Il fallimento della scuola storica e la tradizione
È noto che negli anni recenti nella scuola è successo un po’ di tutto. Generalmente, però, i programmi scolastici antecedenti l’attuale riforma seguivano determinate norme abbastanza chiare. Le materie avevano caratteristiche e pianificazioni nazionali, l’impostazione metodologica era razionale nelle scienze e storicista nelle arti umane, e vi era una spiccata tendenza a estendere la quantità delle conoscenze. Era una scuola con molte incongruenze: confondeva la nazione con lo stato; privilegiava l’adeguamento ai programmi rispetto alla loro comprensione; negli anni della scuola di massa, poi, ha preso a identificare l’educazione alla razionalità con l’obbligo di andare a scuola; ma soprattutto si concentrava troppo spesso sulle nozioni rispetto al senso.

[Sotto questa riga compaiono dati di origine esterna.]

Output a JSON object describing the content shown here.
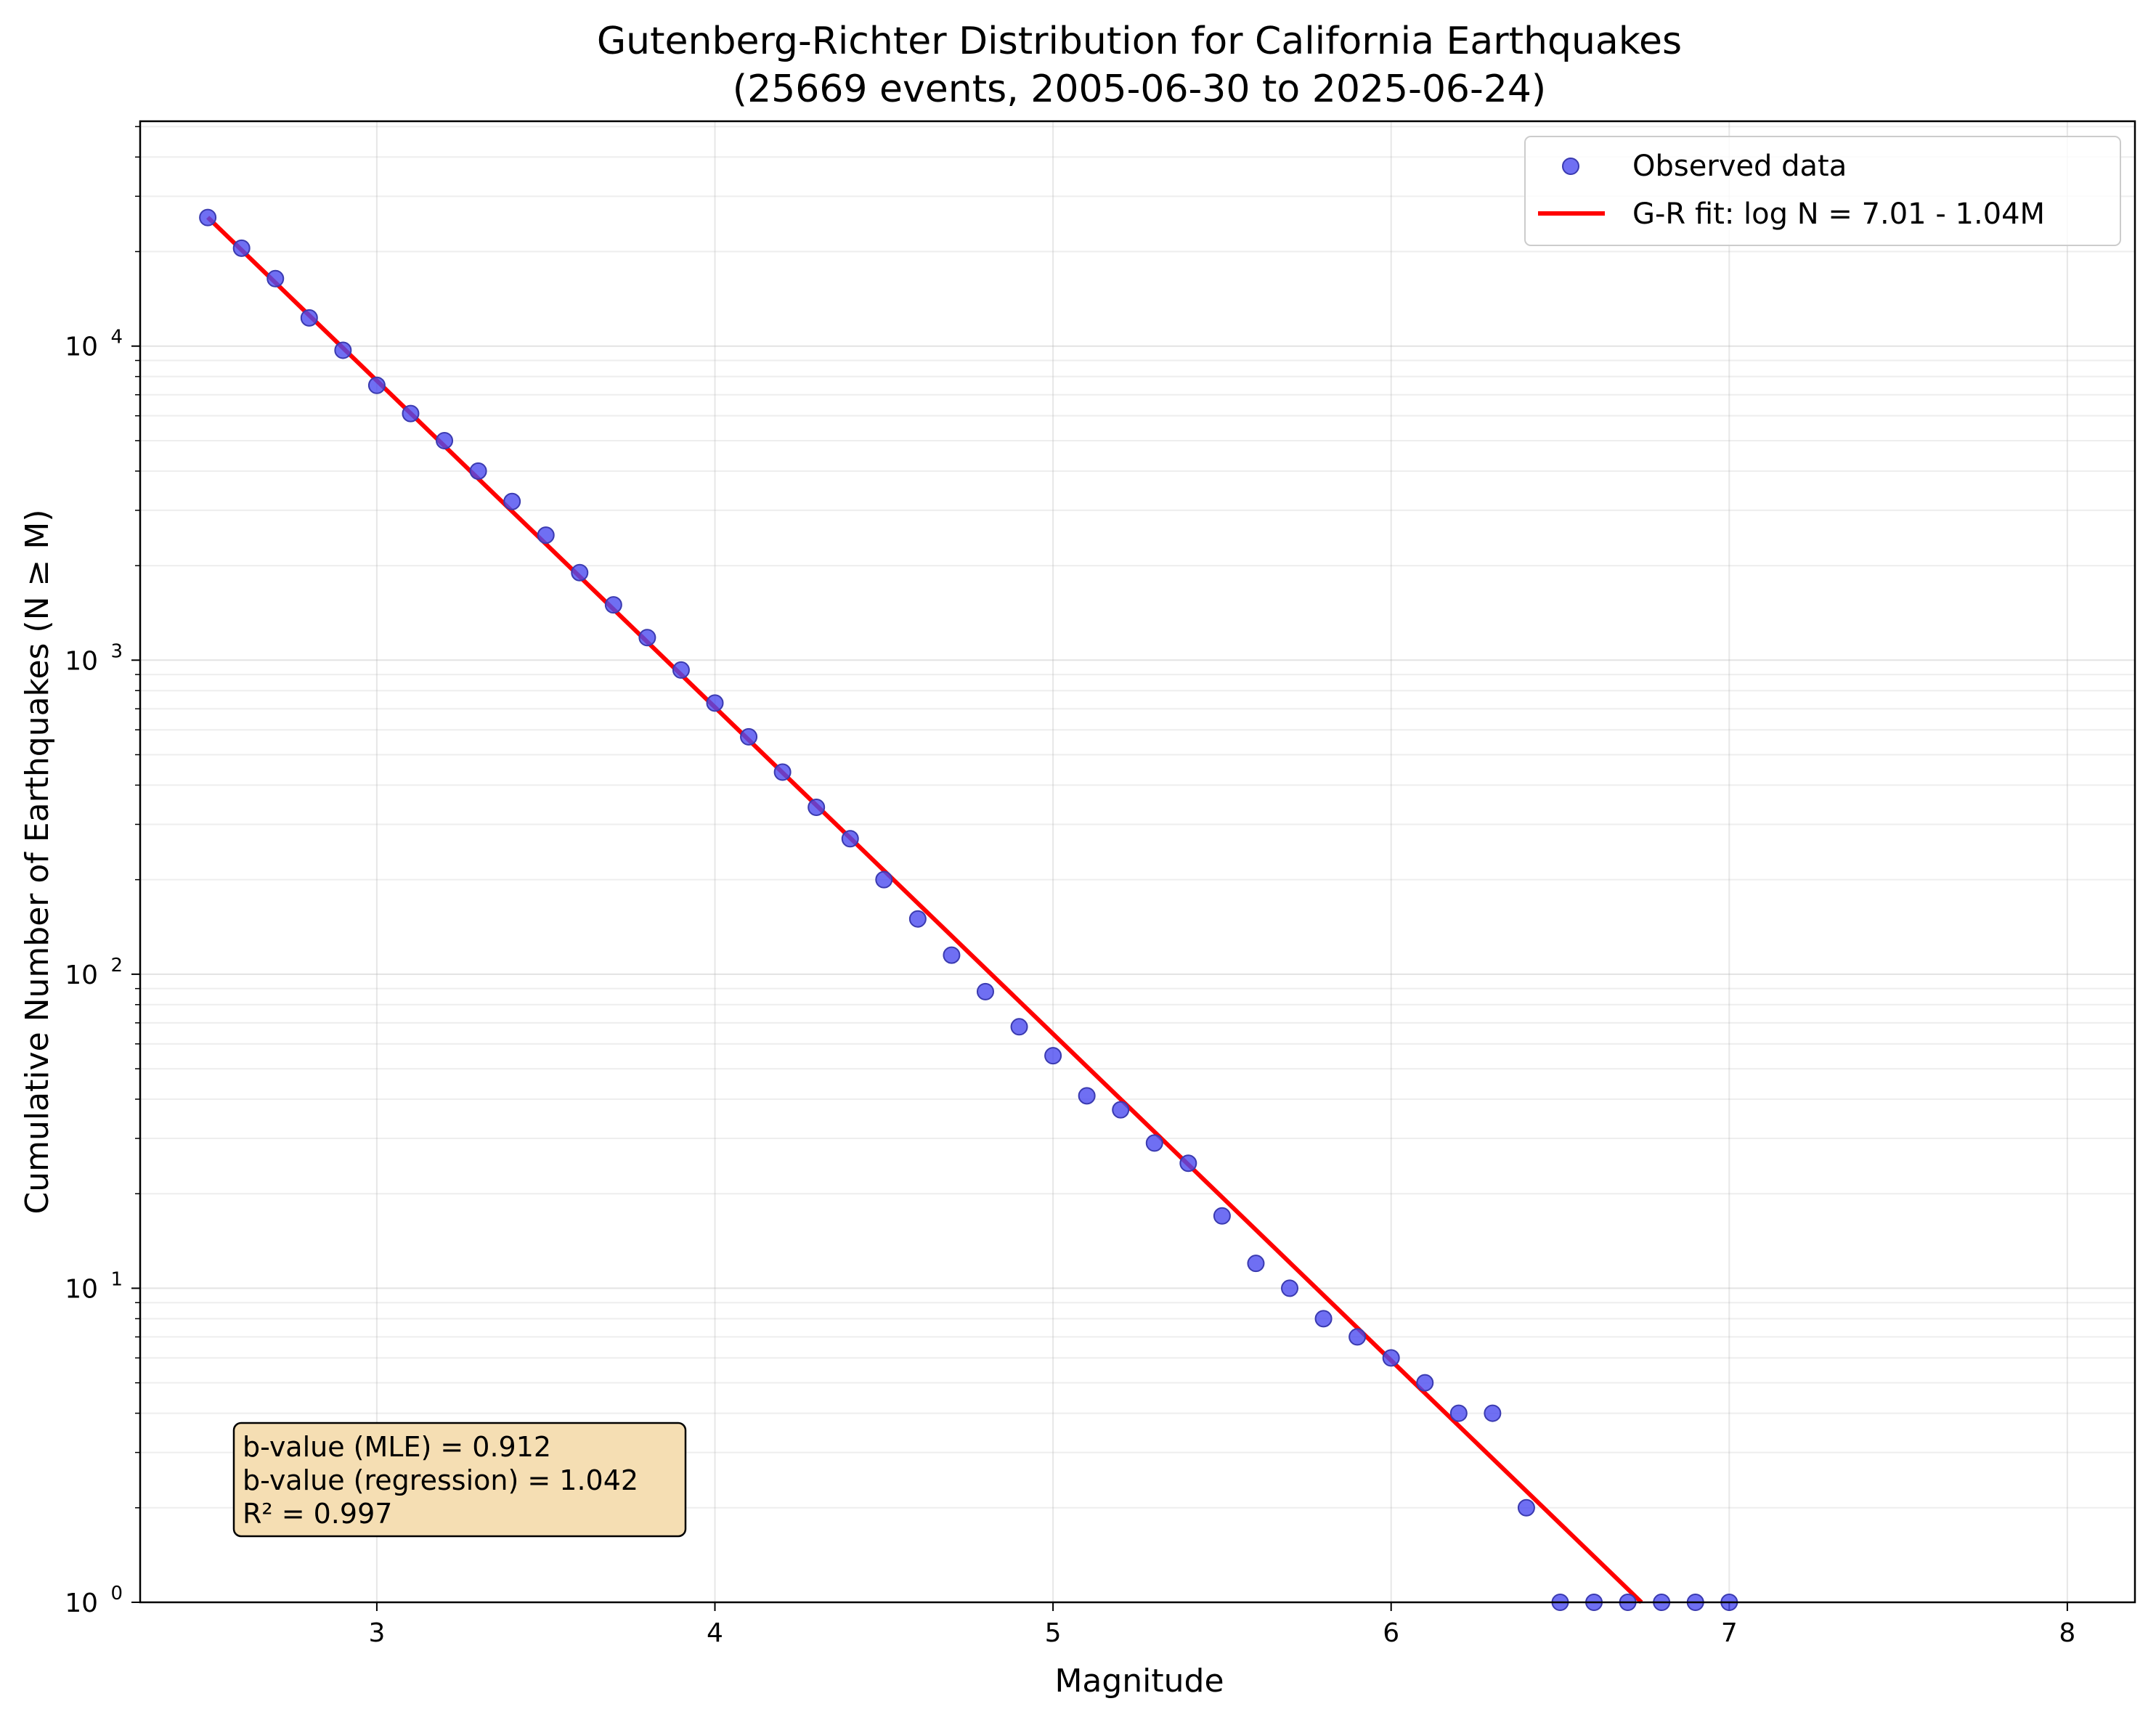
{
  "chart_data": {
    "type": "scatter",
    "title": "Gutenberg-Richter Distribution for California Earthquakes",
    "subtitle": "(25669 events, 2005-06-30 to 2025-06-24)",
    "xlabel": "Magnitude",
    "ylabel": "Cumulative Number of Earthquakes (N ≥ M)",
    "xlim": [
      2.3,
      8.2
    ],
    "ylim": [
      1,
      52000
    ],
    "yscale": "log",
    "grid": true,
    "legend_position": "top-right",
    "x_ticks": [
      {
        "value": 3,
        "label": "3"
      },
      {
        "value": 4,
        "label": "4"
      },
      {
        "value": 5,
        "label": "5"
      },
      {
        "value": 6,
        "label": "6"
      },
      {
        "value": 7,
        "label": "7"
      },
      {
        "value": 8,
        "label": "8"
      }
    ],
    "y_ticks": [
      {
        "value": 1,
        "base": "10",
        "exp": "0"
      },
      {
        "value": 10,
        "base": "10",
        "exp": "1"
      },
      {
        "value": 100,
        "base": "10",
        "exp": "2"
      },
      {
        "value": 1000,
        "base": "10",
        "exp": "3"
      },
      {
        "value": 10000,
        "base": "10",
        "exp": "4"
      }
    ],
    "series": [
      {
        "name": "Observed data",
        "kind": "scatter",
        "color": "#4b4bf0",
        "x": [
          2.5,
          2.6,
          2.7,
          2.8,
          2.9,
          3.0,
          3.1,
          3.2,
          3.3,
          3.4,
          3.5,
          3.6,
          3.7,
          3.8,
          3.9,
          4.0,
          4.1,
          4.2,
          4.3,
          4.4,
          4.5,
          4.6,
          4.7,
          4.8,
          4.9,
          5.0,
          5.1,
          5.2,
          5.3,
          5.4,
          5.5,
          5.6,
          5.7,
          5.8,
          5.9,
          6.0,
          6.1,
          6.2,
          6.3,
          6.4,
          6.5,
          6.6,
          6.7,
          6.8,
          6.9,
          7.0
        ],
        "y": [
          25669,
          20500,
          16400,
          12300,
          9700,
          7500,
          6100,
          5000,
          4000,
          3200,
          2500,
          1900,
          1500,
          1180,
          930,
          730,
          570,
          440,
          340,
          270,
          200,
          150,
          115,
          88,
          68,
          55,
          41,
          37,
          29,
          25,
          17,
          12,
          10,
          8,
          7,
          6,
          5,
          4,
          4,
          2,
          1,
          1,
          1,
          1,
          1,
          1
        ]
      },
      {
        "name": "G-R fit: log N = 7.01 - 1.04M",
        "kind": "line",
        "color": "#ff0000",
        "intercept": 7.01,
        "slope": -1.04,
        "x_range": [
          2.5,
          7.0
        ]
      }
    ],
    "annotation": {
      "lines": [
        "b-value (MLE) = 0.912",
        "b-value (regression) = 1.042",
        "R² = 0.997"
      ],
      "box_fill": "#f5deb3"
    }
  }
}
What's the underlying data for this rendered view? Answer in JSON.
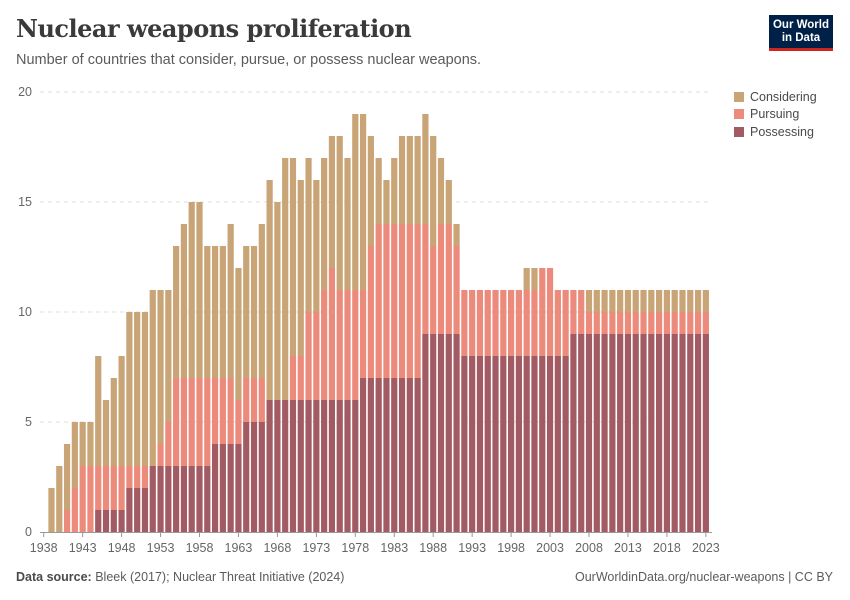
{
  "header": {
    "title": "Nuclear weapons proliferation",
    "subtitle": "Number of countries that consider, pursue, or possess nuclear weapons.",
    "logo_line1": "Our World",
    "logo_line2": "in Data"
  },
  "footer": {
    "source_label": "Data source:",
    "source_text": "Bleek (2017); Nuclear Threat Initiative (2024)",
    "url": "OurWorldinData.org/nuclear-weapons | CC BY"
  },
  "chart_data": {
    "type": "bar",
    "stacked": true,
    "title": "Nuclear weapons proliferation",
    "xlabel": "",
    "ylabel": "",
    "ylim": [
      0,
      20
    ],
    "yticks": [
      0,
      5,
      10,
      15,
      20
    ],
    "xticks": [
      1938,
      1943,
      1948,
      1953,
      1958,
      1963,
      1968,
      1973,
      1978,
      1983,
      1988,
      1993,
      1998,
      2003,
      2008,
      2013,
      2018,
      2023
    ],
    "grid": "horizontal dashed",
    "legend_position": "top-right",
    "x_start": 1938,
    "x_end": 2023,
    "series": [
      {
        "name": "Possessing",
        "color": "#a25b63",
        "values": [
          0,
          0,
          0,
          0,
          0,
          0,
          0,
          1,
          1,
          1,
          1,
          2,
          2,
          2,
          3,
          3,
          3,
          3,
          3,
          3,
          3,
          3,
          4,
          4,
          4,
          4,
          5,
          5,
          5,
          6,
          6,
          6,
          6,
          6,
          6,
          6,
          6,
          6,
          6,
          6,
          6,
          7,
          7,
          7,
          7,
          7,
          7,
          7,
          7,
          9,
          9,
          9,
          9,
          9,
          8,
          8,
          8,
          8,
          8,
          8,
          8,
          8,
          8,
          8,
          8,
          8,
          8,
          8,
          9,
          9,
          9,
          9,
          9,
          9,
          9,
          9,
          9,
          9,
          9,
          9,
          9,
          9,
          9,
          9,
          9,
          9
        ]
      },
      {
        "name": "Pursuing",
        "color": "#ec8b7b",
        "values": [
          0,
          0,
          0,
          1,
          2,
          3,
          3,
          2,
          2,
          2,
          2,
          1,
          1,
          1,
          0,
          1,
          2,
          4,
          4,
          4,
          4,
          4,
          3,
          3,
          3,
          2,
          2,
          2,
          2,
          0,
          0,
          0,
          2,
          2,
          4,
          4,
          5,
          6,
          5,
          5,
          5,
          4,
          6,
          7,
          7,
          7,
          7,
          7,
          7,
          5,
          4,
          5,
          5,
          4,
          3,
          3,
          3,
          3,
          3,
          3,
          3,
          3,
          3,
          3,
          4,
          4,
          3,
          3,
          2,
          2,
          1,
          1,
          1,
          1,
          1,
          1,
          1,
          1,
          1,
          1,
          1,
          1,
          1,
          1,
          1,
          1
        ]
      },
      {
        "name": "Considering",
        "color": "#c9a476",
        "values": [
          0,
          2,
          3,
          3,
          3,
          2,
          2,
          5,
          3,
          4,
          5,
          7,
          7,
          7,
          8,
          7,
          6,
          6,
          7,
          8,
          8,
          6,
          6,
          6,
          7,
          6,
          6,
          6,
          7,
          10,
          9,
          11,
          9,
          8,
          7,
          6,
          6,
          6,
          7,
          6,
          8,
          8,
          5,
          3,
          2,
          3,
          4,
          4,
          4,
          5,
          5,
          3,
          2,
          1,
          0,
          0,
          0,
          0,
          0,
          0,
          0,
          0,
          1,
          1,
          0,
          0,
          0,
          0,
          0,
          0,
          1,
          1,
          1,
          1,
          1,
          1,
          1,
          1,
          1,
          1,
          1,
          1,
          1,
          1,
          1,
          1
        ]
      }
    ]
  }
}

Perciò doveva essere trovato un correttivo all’insofferenza verso una scuola per la quale tutto può essere conosciuto purché storicizzato. Anche coloro che difendono la scuola del passato, per la sua preparazione e la sua qualità razionale, si devono accorgere che quel che rimane quando non si approfondisce né si offre un rinnovato e personale senso alle cose è solo la demistificazione, la critica per cui nulla vale più la pena di essere conosciuto. È dunque del tutto inesatto confondere la difesa della scuola che insegna con la difesa della scuola che “faceva studiare seriamente tante cose”. Porre dei correttivi alle incongruenze dello storicismo e alla scuola del passato, senza cadere nelle inutilità di quella che oggi è descritta dal legislatore, si può ancora, ove se ne contestino anzitutto i princìpi. Bisogna solo riconoscere che la scommessa razionale dell’uomo autonomo e sradicato del XX secolo è stata persa, senza rinunciare, per gli spiriti liberi, alla ricerca. Così, almeno nella situazione del nostro Paese, un immenso patrimonio di conoscenze, di sacrifici e di passione potrebbe essere rimessa in gioco e consegnata con amore ai giovani. Si potrebbe di nuovo capire e spiegare che l’uomo ha sostanzialmente due riferimenti che lo precedono e sui quali può fondare tutta la sua sapienza, vale a dire la sua scuola: l’essere e quella partecipazione all’essere che è l’esistere, vale a dire l’esistere in una (qualsiasi) tradizione, magari anche solo come desiderio. Ciascuno può richiamarsi a un’idea di cultura come vivibilità e non come erudizione. Considerare lo studio come scoperta e non come istruzione.